None of this disturbs Peking's leadership, which -- very unofficially -- sanctions a growing volume of trade between China itself and its offshore "province," Taiwan.
What does upset Chinese leaders is any suggestion by Reagan that, as president, he might undercut the agreed-upon basis on which Peking and Washington have knit their ties.
Like a stone cast into a pool, the Reagan-Taiwan issue is rippling out to wider ramifications:
* It drives a policy wedge between Reagan and Mr. Bush, who -- as chief American representative in Peking during the mid-1970s -- helped to pave the way for US-Chinese recognition.
Critical of Reagan's tax-cut policies until he was named vice-presidential running mate, Bush now has a foreign policy bone to pick with his chief.
Bush says he wants to minimize differences between him and Reagan. How far he can go without eroding the credibility of the Republican twosome is doubtful.
* The diplomatic hassle gives President Carter and his aides an opportunity to buttress their claim that Reagan is inexperienced and simplistic in foreign affairs.
Carter aides long have claimed that once Reagan began talking about, or was pinned down on, specific issues, he would make mistakes.
Observers agree that Reagan's chief foreign policy adviser, Richard V. Allen, is sophisticated in his understanding of the world and aware of booby traps studding the policy landscape.
One senior West German diplomat said privately that Mr.
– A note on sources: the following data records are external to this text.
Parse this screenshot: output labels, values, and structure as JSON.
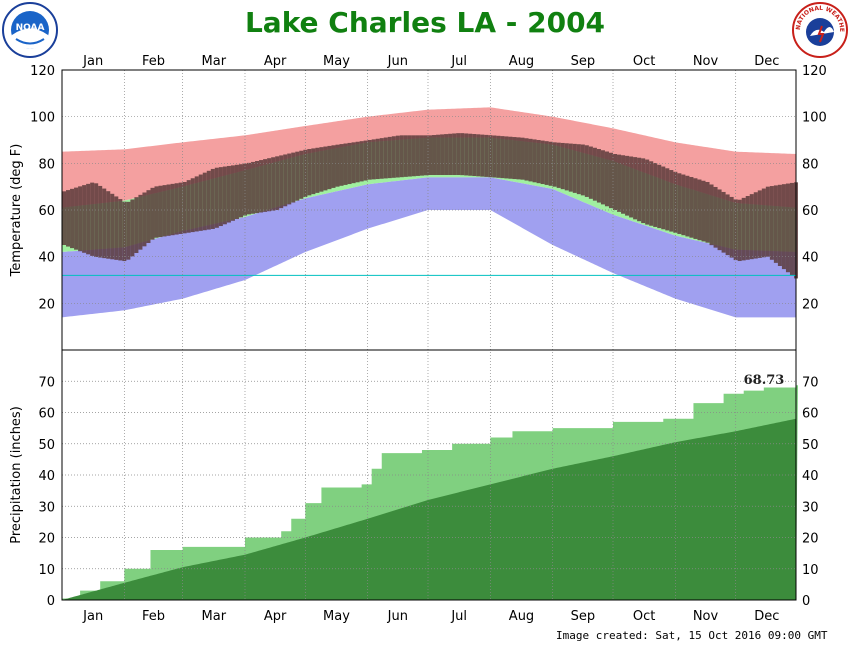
{
  "title": "Lake Charles LA - 2004",
  "footer": "Image created: Sat, 15 Oct 2016 09:00 GMT",
  "logos": {
    "left": "NOAA",
    "right_text": "NATIONAL WEATHER SERVICE"
  },
  "colors": {
    "title": "#108010",
    "record_high": "#f4a0a0",
    "normal_range": "#a0f0a0",
    "record_low": "#a0a0f0",
    "actual_range": "#5a3b3b",
    "freeze_line": "#00c0c0",
    "precip_actual": "#80d080",
    "precip_normal": "#3c8c3c"
  },
  "chart_data": [
    {
      "type": "area",
      "panel": "temperature",
      "ylabel": "Temperature (deg F)",
      "ylim": [
        0,
        120
      ],
      "yticks": [
        20,
        40,
        60,
        80,
        100,
        120
      ],
      "months": [
        "Jan",
        "Feb",
        "Mar",
        "Apr",
        "May",
        "Jun",
        "Jul",
        "Aug",
        "Sep",
        "Oct",
        "Nov",
        "Dec"
      ],
      "grid": true,
      "freeze_line": 32,
      "series": [
        {
          "key": "record_high",
          "x": [
            1,
            32,
            61,
            92,
            122,
            153,
            183,
            214,
            245,
            275,
            306,
            336,
            366
          ],
          "values": [
            85,
            86,
            89,
            92,
            96,
            100,
            103,
            104,
            100,
            95,
            89,
            85,
            84
          ]
        },
        {
          "key": "normal_high",
          "x": [
            1,
            32,
            61,
            92,
            122,
            153,
            183,
            214,
            245,
            275,
            306,
            336,
            366
          ],
          "values": [
            61,
            64,
            70,
            77,
            84,
            89,
            91,
            91,
            88,
            81,
            71,
            63,
            61
          ]
        },
        {
          "key": "normal_low",
          "x": [
            1,
            32,
            61,
            92,
            122,
            153,
            183,
            214,
            245,
            275,
            306,
            336,
            366
          ],
          "values": [
            42,
            44,
            51,
            57,
            65,
            71,
            74,
            74,
            69,
            58,
            49,
            43,
            42
          ]
        },
        {
          "key": "record_low",
          "x": [
            1,
            32,
            61,
            92,
            122,
            153,
            183,
            214,
            245,
            275,
            306,
            336,
            366
          ],
          "values": [
            14,
            17,
            22,
            30,
            42,
            52,
            60,
            60,
            45,
            33,
            22,
            14,
            14
          ]
        },
        {
          "key": "actual_high",
          "x": [
            1,
            16,
            32,
            46,
            61,
            76,
            92,
            107,
            122,
            137,
            153,
            168,
            183,
            198,
            214,
            229,
            245,
            260,
            275,
            290,
            306,
            321,
            336,
            351,
            366
          ],
          "values": [
            68,
            72,
            63,
            70,
            72,
            78,
            80,
            83,
            86,
            88,
            90,
            92,
            92,
            93,
            92,
            91,
            89,
            88,
            84,
            82,
            76,
            72,
            64,
            70,
            72
          ]
        },
        {
          "key": "actual_low",
          "x": [
            1,
            16,
            32,
            46,
            61,
            76,
            92,
            107,
            122,
            137,
            153,
            168,
            183,
            198,
            214,
            229,
            245,
            260,
            275,
            290,
            306,
            321,
            336,
            351,
            366
          ],
          "values": [
            45,
            40,
            38,
            48,
            50,
            52,
            58,
            60,
            66,
            70,
            73,
            74,
            75,
            75,
            74,
            73,
            70,
            66,
            60,
            54,
            50,
            46,
            38,
            40,
            30
          ]
        }
      ]
    },
    {
      "type": "area",
      "panel": "precipitation",
      "ylabel": "Precipitation (inches)",
      "ylim": [
        0,
        80
      ],
      "yticks": [
        0,
        10,
        20,
        30,
        40,
        50,
        60,
        70
      ],
      "annotation": "68.73",
      "grid": true,
      "series": [
        {
          "key": "actual_cumulative",
          "x": [
            1,
            10,
            20,
            32,
            45,
            61,
            75,
            92,
            100,
            110,
            115,
            122,
            130,
            140,
            150,
            155,
            160,
            170,
            180,
            195,
            214,
            225,
            245,
            255,
            275,
            290,
            300,
            315,
            330,
            340,
            350,
            366
          ],
          "values": [
            0.5,
            3,
            6,
            10,
            16,
            17,
            17,
            20,
            20,
            22,
            26,
            31,
            36,
            36,
            37,
            42,
            47,
            47,
            48,
            50,
            52,
            54,
            55,
            55,
            57,
            57,
            58,
            63,
            66,
            67,
            68,
            68.73
          ]
        },
        {
          "key": "normal_cumulative",
          "x": [
            1,
            32,
            61,
            92,
            122,
            153,
            183,
            214,
            245,
            275,
            306,
            336,
            366
          ],
          "values": [
            0,
            5.5,
            10.5,
            14.5,
            20,
            26,
            32,
            37,
            42,
            46,
            50.5,
            54,
            58
          ]
        }
      ]
    }
  ]
}
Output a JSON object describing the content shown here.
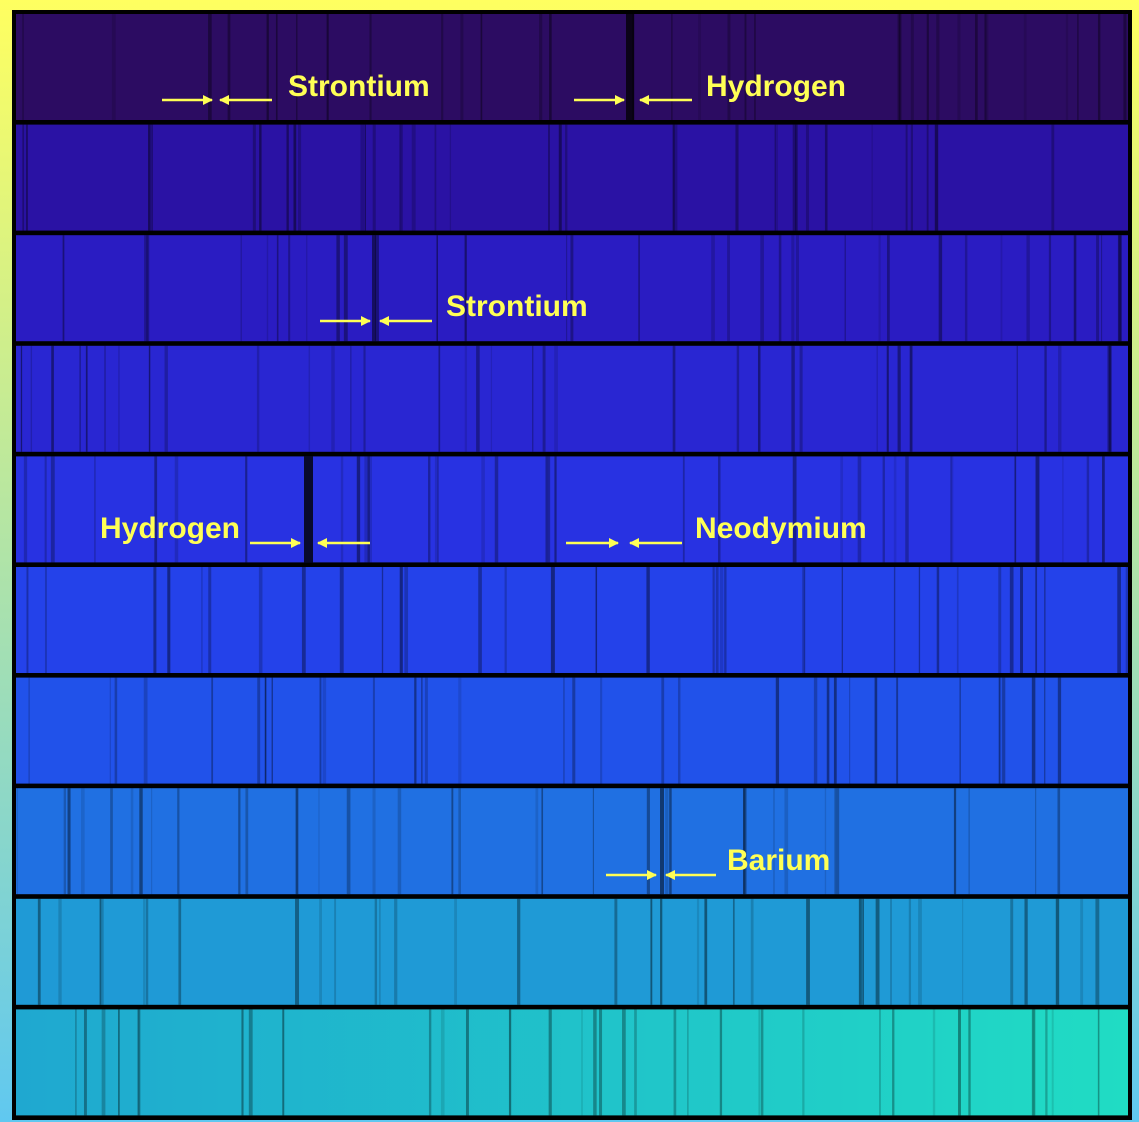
{
  "annotations": [
    "Strontium",
    "Hydrogen",
    "Strontium",
    "Hydrogen",
    "Neodymium",
    "Barium"
  ]
}
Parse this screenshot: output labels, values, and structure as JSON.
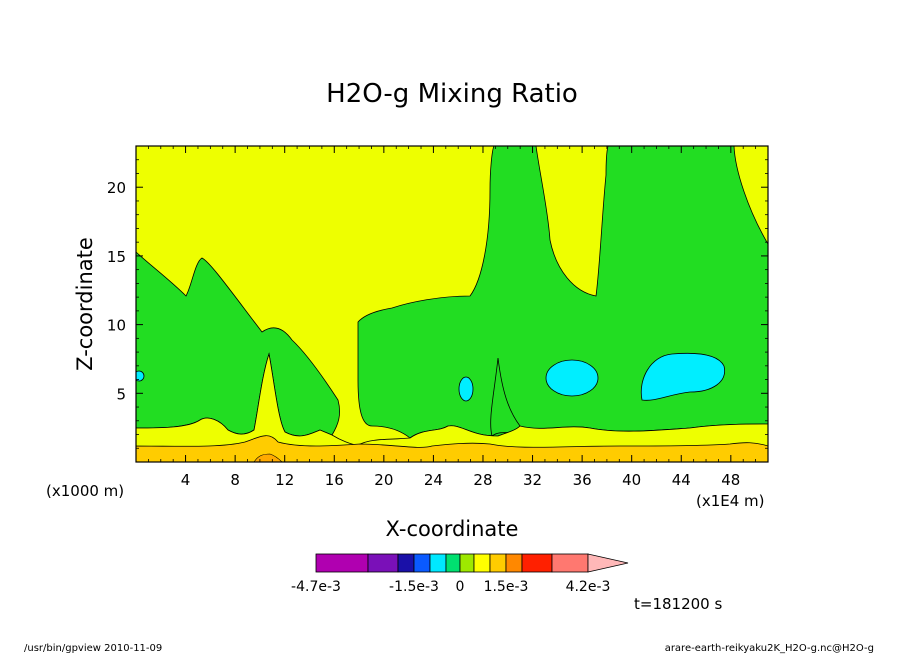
{
  "chart_data": {
    "type": "heatmap",
    "title": "H2O-g Mixing Ratio",
    "xlabel": "X-coordinate",
    "ylabel": "Z-coordinate",
    "x_unit_left": "(x1000 m)",
    "x_unit_right": "(x1E4 m)",
    "xlim": [
      0,
      51
    ],
    "ylim": [
      0,
      23
    ],
    "x_ticks": [
      4,
      8,
      12,
      16,
      20,
      24,
      28,
      32,
      36,
      40,
      44,
      48
    ],
    "y_ticks": [
      5,
      10,
      15,
      20
    ],
    "colorbar": {
      "colors": [
        "#b000b0",
        "#7a10b8",
        "#1a10a8",
        "#0a5aff",
        "#00e8ff",
        "#00e070",
        "#9ee800",
        "#ffff00",
        "#ffcc00",
        "#ff8800",
        "#ff2000",
        "#ff7870",
        "#ffb8b8"
      ],
      "labels": [
        "-4.7e-3",
        "-1.5e-3",
        "0",
        "1.5e-3",
        "4.2e-3"
      ]
    },
    "regions": [
      {
        "level": "yellow",
        "color": "#eeff00"
      },
      {
        "level": "green",
        "color": "#22dd22"
      },
      {
        "level": "cyan",
        "color": "#00eeff"
      },
      {
        "level": "orange",
        "color": "#ffcc00"
      }
    ]
  },
  "time_label": "t=181200 s",
  "footer": {
    "left": "/usr/bin/gpview  2010-11-09",
    "right": "arare-earth-reikyaku2K_H2O-g.nc@H2O-g"
  }
}
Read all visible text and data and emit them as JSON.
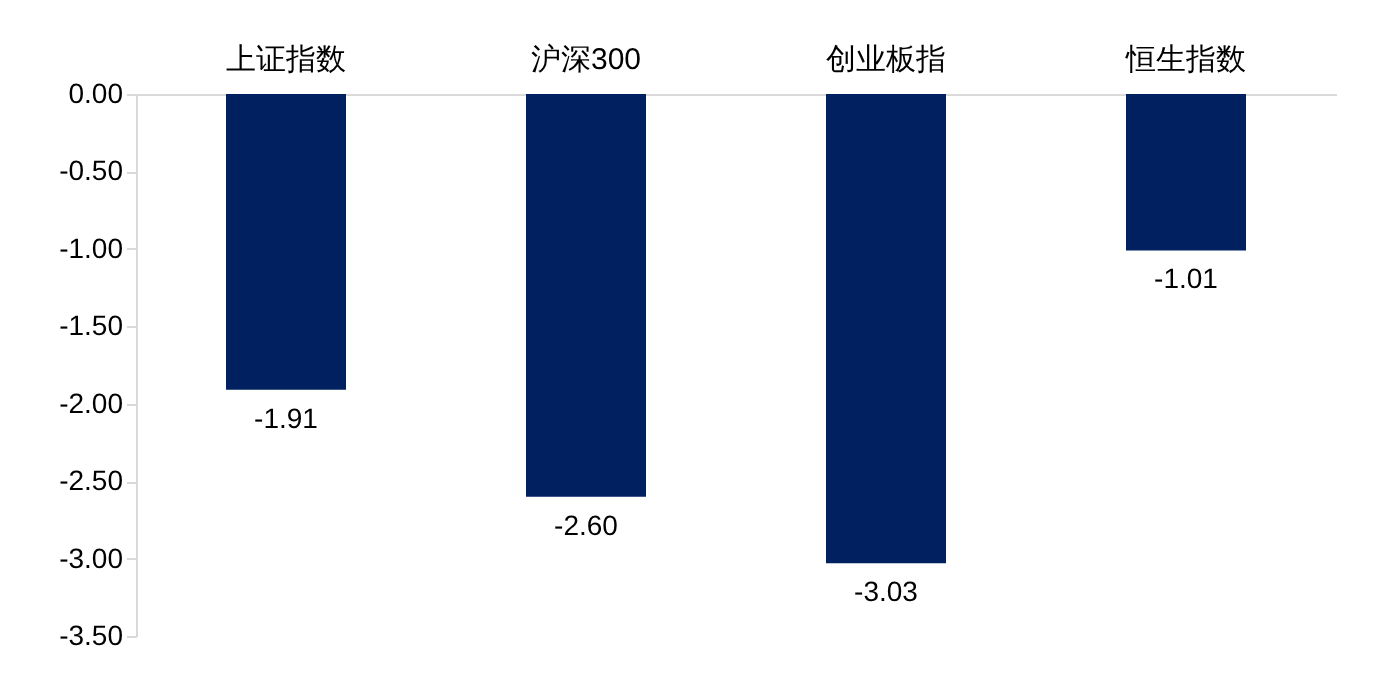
{
  "chart_data": {
    "type": "bar",
    "categories": [
      "上证指数",
      "沪深300",
      "创业板指",
      "恒生指数"
    ],
    "values": [
      -1.91,
      -2.6,
      -3.03,
      -1.01
    ],
    "value_labels": [
      "-1.91",
      "-2.60",
      "-3.03",
      "-1.01"
    ],
    "color": "#002060",
    "ylim": [
      -3.5,
      0
    ],
    "yticks": [
      {
        "value": 0,
        "label": "0.00"
      },
      {
        "value": -0.5,
        "label": "-0.50"
      },
      {
        "value": -1,
        "label": "-1.00"
      },
      {
        "value": -1.5,
        "label": "-1.50"
      },
      {
        "value": -2,
        "label": "-2.00"
      },
      {
        "value": -2.5,
        "label": "-2.50"
      },
      {
        "value": -3,
        "label": "-3.00"
      },
      {
        "value": -3.5,
        "label": "-3.50"
      }
    ],
    "grid": false
  }
}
Allen had favorably impressed German officials during a recent visit to Bonn.
The question is: Will Reagan's advisers be able to change the candidate's old and familiar language, or will the former California governor stick to his script, despite problems this may bring?
Meanwhile, a central dilemma unfolds in Reagan rhetoric. He stresses the need for stronger US military forces, which would require greatly increased defense spending, plus other expensive programs, such as a rebuilt merchant marine.
This would impel higher overall government spending, unless a Reagan administration was ready -- and able -- to push through Congress corresponding cuts in nondefense programs.
The Republican standard bearer also calls for huge tax cuts, which -- according to Carter administration economists -- would deplete US Treasury receipts.
Defense spending and tax cuts of this magnitude, Carter claims, would force the dismantling of all of the rest of the federal government, including social programs.
The 1980 presidential campaign, meanwhile, features a unique juxtaposition -- three "born again" Christian candidates (Carter, Reagan, and John Anderson) and the newly emergent political voice of the Christian fundamentalists, thundering for a return of the US to a sounder moral base.
Although the movement, as such, is not organized to endorse a particular candidate, the views of its evangelistic spokesmen often coincide with the conservative policies of Mr. Reagan.
Indeed, speaking to such a group in Dallas, Reagan told the assembled faithful: "Though you cannot endorse me, I endorse you."